Rosetta will definitely not support OS 9 apps. btw: It will also not support apps that require a G4 or G5 processor or Altivec.
Rosetta may or may not support Classic apps. However, other solutions like SheepShaver or PearPC will once ported, so if you require MacOS 9 you still have that option open.
It is unbelivable how lazy journalists are. And whichever writer from CNET News.com (S. Shankland and I. Fried) has not even took the time to read this URL before they wrote their article:
http://www.transitive.com/history.htm
Transitive is a spin-off of the University of Manchester (UK), and I do not remember Manchester to be anywhere close to the Bay Area.

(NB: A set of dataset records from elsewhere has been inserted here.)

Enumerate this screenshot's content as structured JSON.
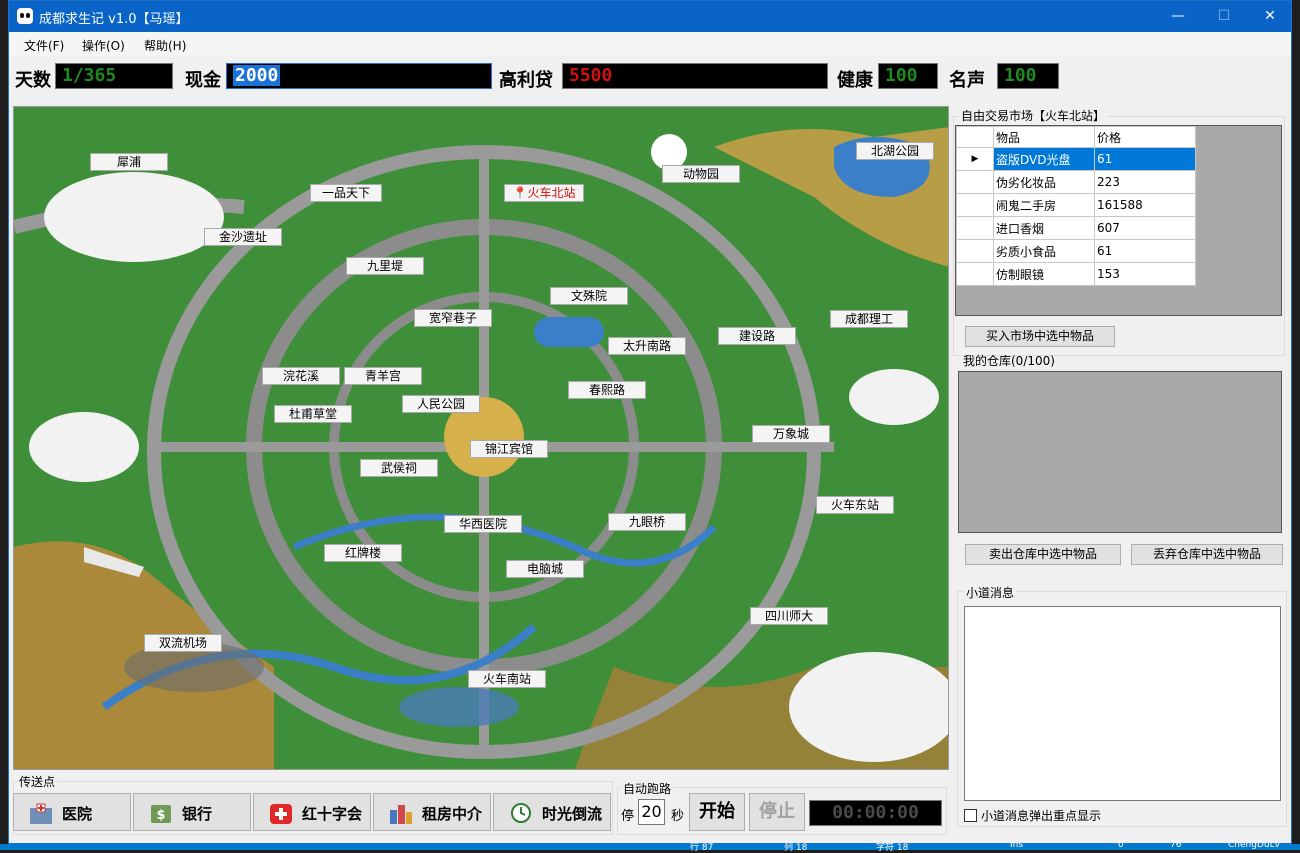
{
  "window": {
    "title": "成都求生记  v1.0【马瑶】",
    "controls": [
      "—",
      "☐",
      "✕"
    ]
  },
  "menu": [
    "文件(F)",
    "操作(O)",
    "帮助(H)"
  ],
  "stats": {
    "days_label": "天数",
    "days": "1/365",
    "cash_label": "现金",
    "cash": "2000",
    "debt_label": "高利贷",
    "debt": "5500",
    "health_label": "健康",
    "health": "100",
    "fame_label": "名声",
    "fame": "100"
  },
  "map_locations": [
    {
      "name": "犀浦"
    },
    {
      "name": "一品天下"
    },
    {
      "name": "火车北站"
    },
    {
      "name": "动物园"
    },
    {
      "name": "北湖公园"
    },
    {
      "name": "金沙遗址"
    },
    {
      "name": "九里堤"
    },
    {
      "name": "文殊院"
    },
    {
      "name": "成都理工"
    },
    {
      "name": "宽窄巷子"
    },
    {
      "name": "建设路"
    },
    {
      "name": "太升南路"
    },
    {
      "name": "浣花溪"
    },
    {
      "name": "青羊宫"
    },
    {
      "name": "春熙路"
    },
    {
      "name": "人民公园"
    },
    {
      "name": "杜甫草堂"
    },
    {
      "name": "万象城"
    },
    {
      "name": "锦江宾馆"
    },
    {
      "name": "武侯祠"
    },
    {
      "name": "火车东站"
    },
    {
      "name": "华西医院"
    },
    {
      "name": "九眼桥"
    },
    {
      "name": "红牌楼"
    },
    {
      "name": "电脑城"
    },
    {
      "name": "四川师大"
    },
    {
      "name": "双流机场"
    },
    {
      "name": "火车南站"
    }
  ],
  "market": {
    "title": "自由交易市场【火车北站】",
    "columns": [
      "物品",
      "价格"
    ],
    "rows": [
      {
        "item": "盗版DVD光盘",
        "price": "61"
      },
      {
        "item": "伪劣化妆品",
        "price": "223"
      },
      {
        "item": "闹鬼二手房",
        "price": "161588"
      },
      {
        "item": "进口香烟",
        "price": "607"
      },
      {
        "item": "劣质小食品",
        "price": "61"
      },
      {
        "item": "仿制眼镜",
        "price": "153"
      }
    ],
    "buy_label": "买入市场中选中物品"
  },
  "storage": {
    "title": "我的仓库(0/100)",
    "sell_label": "卖出仓库中选中物品",
    "discard_label": "丢弃仓库中选中物品"
  },
  "messages": {
    "title": "小道消息",
    "popup_label": "小道消息弹出重点显示"
  },
  "teleport": {
    "title": "传送点",
    "buttons": [
      "医院",
      "银行",
      "红十字会",
      "租房中介",
      "时光倒流"
    ]
  },
  "auto_run": {
    "title": "自动跑路",
    "stop_prefix": "停",
    "seconds": "20",
    "unit": "秒",
    "start_label": "开始",
    "stop_label": "停止",
    "timer": "00:00:00"
  },
  "statusbar": [
    "行 87",
    "列 18",
    "字符 18",
    "Ins",
    "0",
    "76",
    "ChengDuLv"
  ],
  "colors": {
    "titlebar": "#0a64c8",
    "selected": "#0078d7",
    "led_green": "#1f8a1f",
    "led_red": "#d01010"
  }
}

sounds like a rework of FX32!/em86.
Adobe are an extreme example. I was under the impression that photoshop was written in PowerPlant. This means that they have to move Photoshop from one code base in CodeWarrior for both PPC and x86 to one code base in CodeWarrior, and one in XCode – that’s not trivial. If the CEO of Adobe hadn’t got up on stage and pledged to do it, I’d have doubts that they would.
“sounds like a rework of FX32!/em86.”
So far as I can gather, the big difference is that Transitive does not save any converted code to disk for use the next time the program runs. If it did, it would be a translator.
As it is, it seems to be what everyone else calls a JIT emulator – which is useful enough, but not as sophisticated as FX!32.
Anyone know better?
“does this mean that people still using their god awful os 9 apps in os x still need classic”
They may be using very good OS 9 programs. Why do you assume that because a program could run on Mac OS 9, it must be a bad program?
I doubt if Apple would have survived so far if all the programs on the older Macs were bad. I’m sure there were excellent programs that never got converted or replaced.
The consumerist idea that everything you use must have a “NEW” sticker on it is simply false.
The consumerist idea that everything you use must have a “NEW” sticker on it is simply false.
Very true. But I think he might be saying that those programs were god awful when forced to run them in the classic environment.
And apparently Classic is no more on an Intel Mac.